Dans le métro en direction du lycée, je ne cessais de me tourner en boucle la même phrase. “C’était une erreur, j’ai eu un moment de faiblesse”. Voilà ce que j’allais dire à Vincent. J’y ai pensé toute la nuit. Je ne savais pas si je devais y aller cash ou doucement et ma relation avec Alyssa m’est revenue en tête. Non, à cette période, quand nous nous sommes séparées, je voulais être secouée pour aller de l’avant. Pas être bercée bien gentiment.

Donc si je voulais mettre les choses aux claires avec Vincent et abréger ses souffrances, je ne devais pas tourner autour du pot.

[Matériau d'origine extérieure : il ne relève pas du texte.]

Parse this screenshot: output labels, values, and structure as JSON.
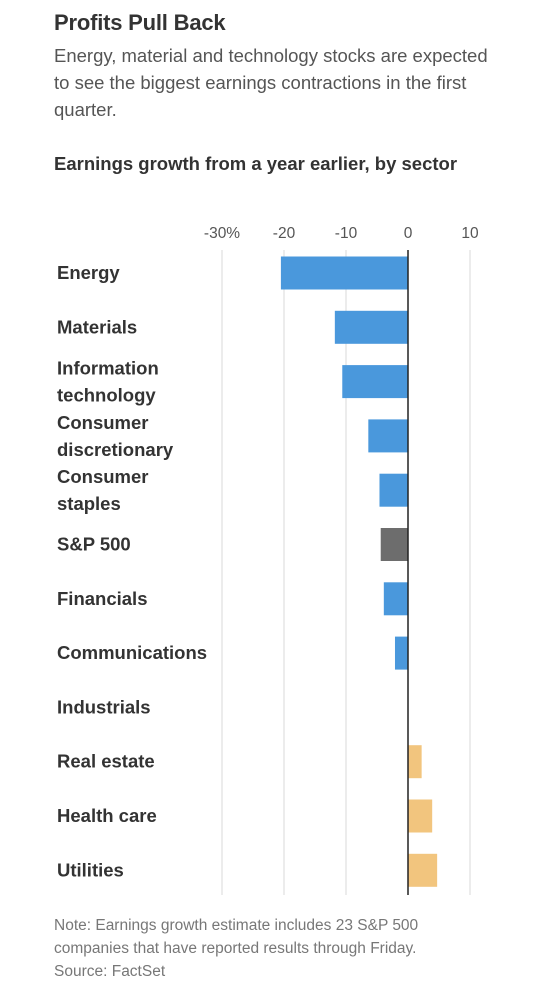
{
  "header": {
    "title": "Profits Pull Back",
    "subtitle": "Energy, material and technology stocks are expected to see the biggest earnings contractions in the first quarter.",
    "chart_title": "Earnings growth from a year earlier, by sector"
  },
  "footer": {
    "note_line1": "Note: Earnings growth estimate includes 23 S&P 500",
    "note_line2": "companies that have reported results through Friday.",
    "source": "Source: FactSet"
  },
  "colors": {
    "negative": "#4a98dc",
    "positive": "#f2c57e",
    "index": "#6d6d6d",
    "gridline": "#d9d9d9",
    "zero_line": "#222222"
  },
  "chart_data": {
    "type": "bar",
    "orientation": "horizontal",
    "title": "Earnings growth from a year earlier, by sector",
    "xlim": [
      -30,
      10
    ],
    "ticks": [
      -30,
      -20,
      -10,
      0,
      10
    ],
    "tick_labels": [
      "-30%",
      "-20",
      "-10",
      "0",
      "10"
    ],
    "grid": true,
    "categories": [
      [
        "Energy"
      ],
      [
        "Materials"
      ],
      [
        "Information",
        "technology"
      ],
      [
        "Consumer",
        "discretionary"
      ],
      [
        "Consumer",
        "staples"
      ],
      [
        "S&P 500"
      ],
      [
        "Financials"
      ],
      [
        "Communications"
      ],
      [
        "Industrials"
      ],
      [
        "Real estate"
      ],
      [
        "Health care"
      ],
      [
        "Utilities"
      ]
    ],
    "values": [
      -20.5,
      -11.8,
      -10.6,
      -6.4,
      -4.6,
      -4.4,
      -3.9,
      -2.1,
      0.0,
      2.2,
      3.9,
      4.7
    ],
    "highlight": "S&P 500"
  }
}
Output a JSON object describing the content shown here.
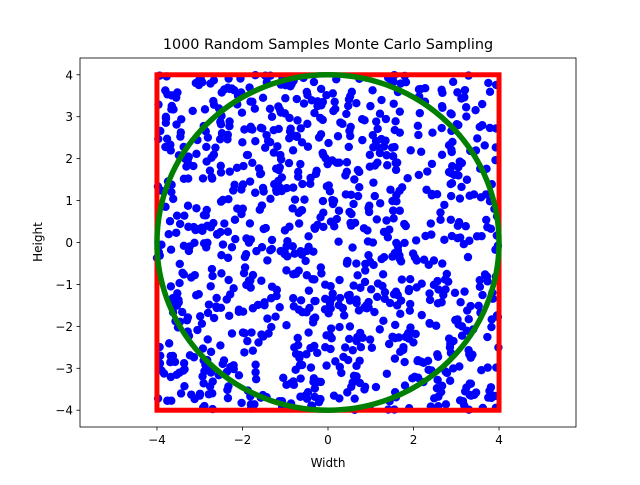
{
  "chart_data": {
    "type": "scatter",
    "title": "1000 Random Samples Monte Carlo Sampling",
    "xlabel": "Width",
    "ylabel": "Height",
    "xlim": [
      -5.8,
      5.8
    ],
    "ylim": [
      -4.4,
      4.4
    ],
    "xticks": [
      -4,
      -2,
      0,
      2,
      4
    ],
    "yticks": [
      -4,
      -3,
      -2,
      -1,
      0,
      1,
      2,
      3,
      4
    ],
    "xtick_labels": [
      "−4",
      "−2",
      "0",
      "2",
      "4"
    ],
    "ytick_labels": [
      "−4",
      "−3",
      "−2",
      "−1",
      "0",
      "1",
      "2",
      "3",
      "4"
    ],
    "grid": false,
    "sample_count": 1000,
    "sample_range": {
      "x": [
        -4,
        4
      ],
      "y": [
        -4,
        4
      ]
    },
    "square": {
      "x": [
        -4,
        4
      ],
      "y": [
        -4,
        4
      ],
      "color": "#ff0000"
    },
    "circle": {
      "center": [
        0,
        0
      ],
      "radius": 4,
      "color": "#008000"
    },
    "points_color": "#0000ff"
  }
}
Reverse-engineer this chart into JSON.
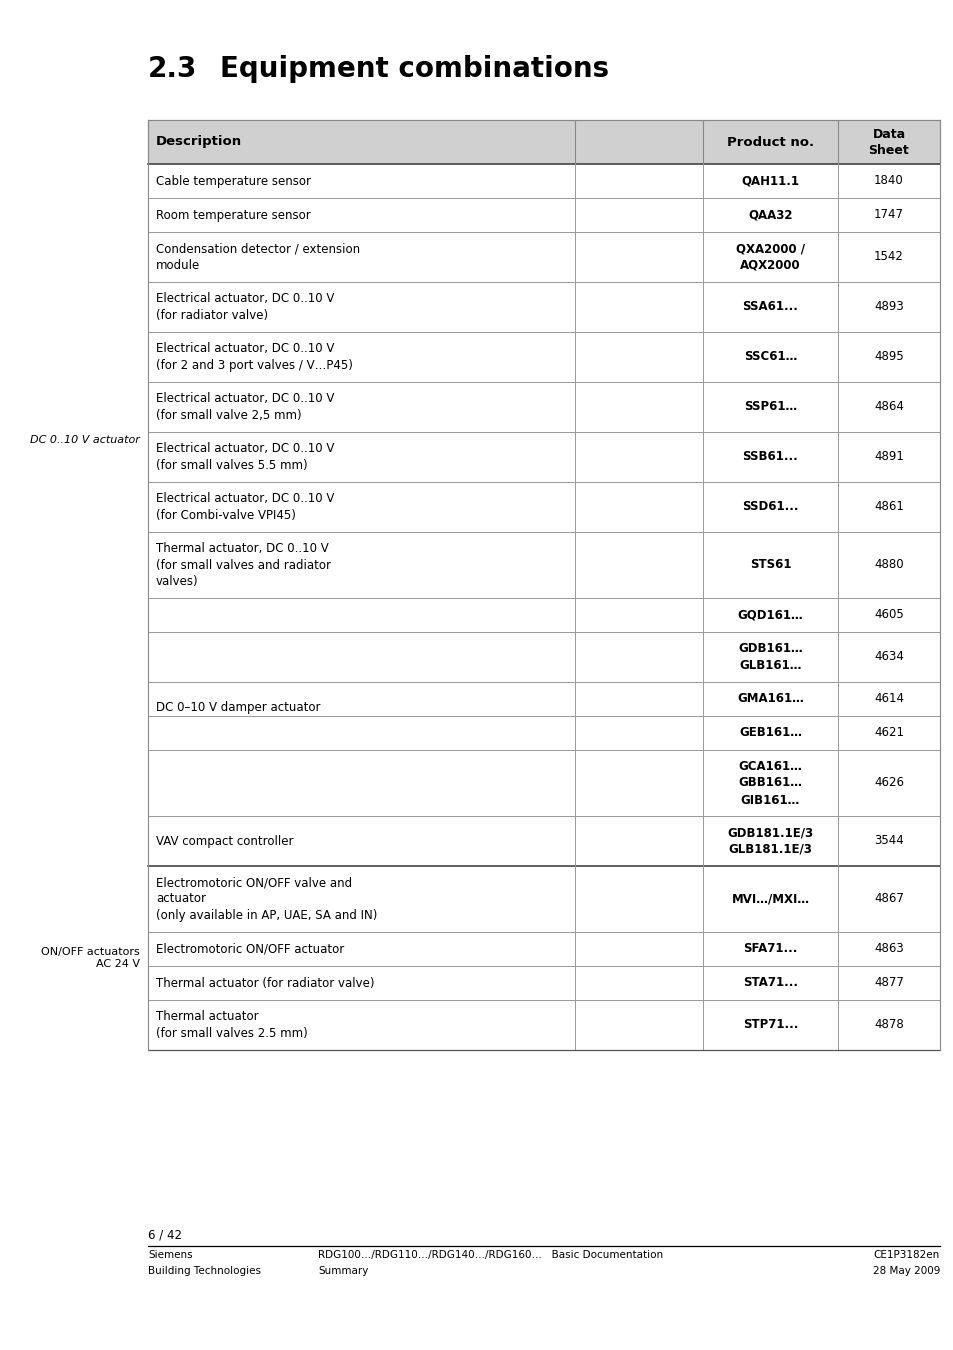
{
  "title_number": "2.3",
  "title_text": "Equipment combinations",
  "header_bg": "#d0d0d0",
  "bg_color": "#ffffff",
  "text_color": "#000000",
  "footer_page": "6 / 42",
  "footer_left1": "Siemens",
  "footer_left2": "Building Technologies",
  "footer_mid1": "RDG100…/RDG110…/RDG140…/RDG160…   Basic Documentation",
  "footer_mid2": "Summary",
  "footer_right1": "CE1P3182en",
  "footer_right2": "28 May 2009",
  "rows": [
    {
      "desc": "Cable temperature sensor",
      "product": "QAH11.1",
      "sheet": "1840",
      "nlines": 1,
      "img_rows": 1
    },
    {
      "desc": "Room temperature sensor",
      "product": "QAA32",
      "sheet": "1747",
      "nlines": 1,
      "img_rows": 1
    },
    {
      "desc": "Condensation detector / extension\nmodule",
      "product": "QXA2000 /\nAQX2000",
      "sheet": "1542",
      "nlines": 2,
      "img_rows": 2
    },
    {
      "desc": "Electrical actuator, DC 0..10 V\n(for radiator valve)",
      "product": "SSA61...",
      "sheet": "4893",
      "nlines": 2,
      "img_rows": 2
    },
    {
      "desc": "Electrical actuator, DC 0..10 V\n(for 2 and 3 port valves / V…P45)",
      "product": "SSC61…",
      "sheet": "4895",
      "nlines": 2,
      "img_rows": 2
    },
    {
      "desc": "Electrical actuator, DC 0..10 V\n(for small valve 2,5 mm)",
      "product": "SSP61…",
      "sheet": "4864",
      "nlines": 2,
      "img_rows": 2
    },
    {
      "desc": "Electrical actuator, DC 0..10 V\n(for small valves 5.5 mm)",
      "product": "SSB61...",
      "sheet": "4891",
      "nlines": 2,
      "img_rows": 2
    },
    {
      "desc": "Electrical actuator, DC 0..10 V\n(for Combi-valve VPI45)",
      "product": "SSD61...",
      "sheet": "4861",
      "nlines": 2,
      "img_rows": 2
    },
    {
      "desc": "Thermal actuator, DC 0..10 V\n(for small valves and radiator\nvalves)",
      "product": "STS61",
      "sheet": "4880",
      "nlines": 3,
      "img_rows": 3
    },
    {
      "desc": "",
      "product": "GQD161…",
      "sheet": "4605",
      "nlines": 1,
      "img_rows": 1,
      "damper_img_group": 1
    },
    {
      "desc": "",
      "product": "GDB161…\nGLB161…",
      "sheet": "4634",
      "nlines": 2,
      "img_rows": 2,
      "damper_img_group": 2
    },
    {
      "desc": "",
      "product": "GMA161…",
      "sheet": "4614",
      "nlines": 1,
      "img_rows": 1,
      "damper_img_group": 3
    },
    {
      "desc": "",
      "product": "GEB161…",
      "sheet": "4621",
      "nlines": 1,
      "img_rows": 1,
      "damper_img_group": 3
    },
    {
      "desc": "",
      "product": "GCA161…\nGBB161…\nGIB161…",
      "sheet": "4626",
      "nlines": 3,
      "img_rows": 3,
      "damper_img_group": 4
    },
    {
      "desc": "VAV compact controller",
      "product": "GDB181.1E/3\nGLB181.1E/3",
      "sheet": "3544",
      "nlines": 2,
      "img_rows": 2
    },
    {
      "desc": "Electromotoric ON/OFF valve and\nactuator\n(only available in AP, UAE, SA and IN)",
      "product": "MVI…/MXI…",
      "sheet": "4867",
      "nlines": 3,
      "img_rows": 3
    },
    {
      "desc": "Electromotoric ON/OFF actuator",
      "product": "SFA71...",
      "sheet": "4863",
      "nlines": 1,
      "img_rows": 1
    },
    {
      "desc": "Thermal actuator (for radiator valve)",
      "product": "STA71...",
      "sheet": "4877",
      "nlines": 1,
      "img_rows": 1
    },
    {
      "desc": "Thermal actuator\n(for small valves 2.5 mm)",
      "product": "STP71...",
      "sheet": "4878",
      "nlines": 2,
      "img_rows": 2
    }
  ]
}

Vite, je suis sortie du wagon. Vite, j’ai quitté la gare. Vite, je suis allée au lycée. La place devant l’entrée était vide mais le grillage encore ouvert, surveillé par un pion. Dans les couloirs, au lieu de me diriger vers ma classe, je vais plutôt rejoindre Vincent, dans sa classe. La pièce était à moitié remplie, le professeur n’était pas arrivé et heureusement encore, Maximilien n’était pas arrivé. Je prends le bras de mon meilleur ami et lance “il faut qu’on parle”. Je ne lui laisse pas l’occasion de répondre et le tire à l’extérieur sous les regards amusés, ou intrigués de ses camarades. Je me dirige vers la cage des escaliers, les escaliers E, là où personne ne passait jamais.

– La prochaine fois, demande mon avis au lieu de me tirer quand même, non ?

– Ce qu’il s’est passé samedi était une erreur. J’ai eu un moment de faiblesse, je me suis laissée faire mais je ne ressens absolument rien pour toi.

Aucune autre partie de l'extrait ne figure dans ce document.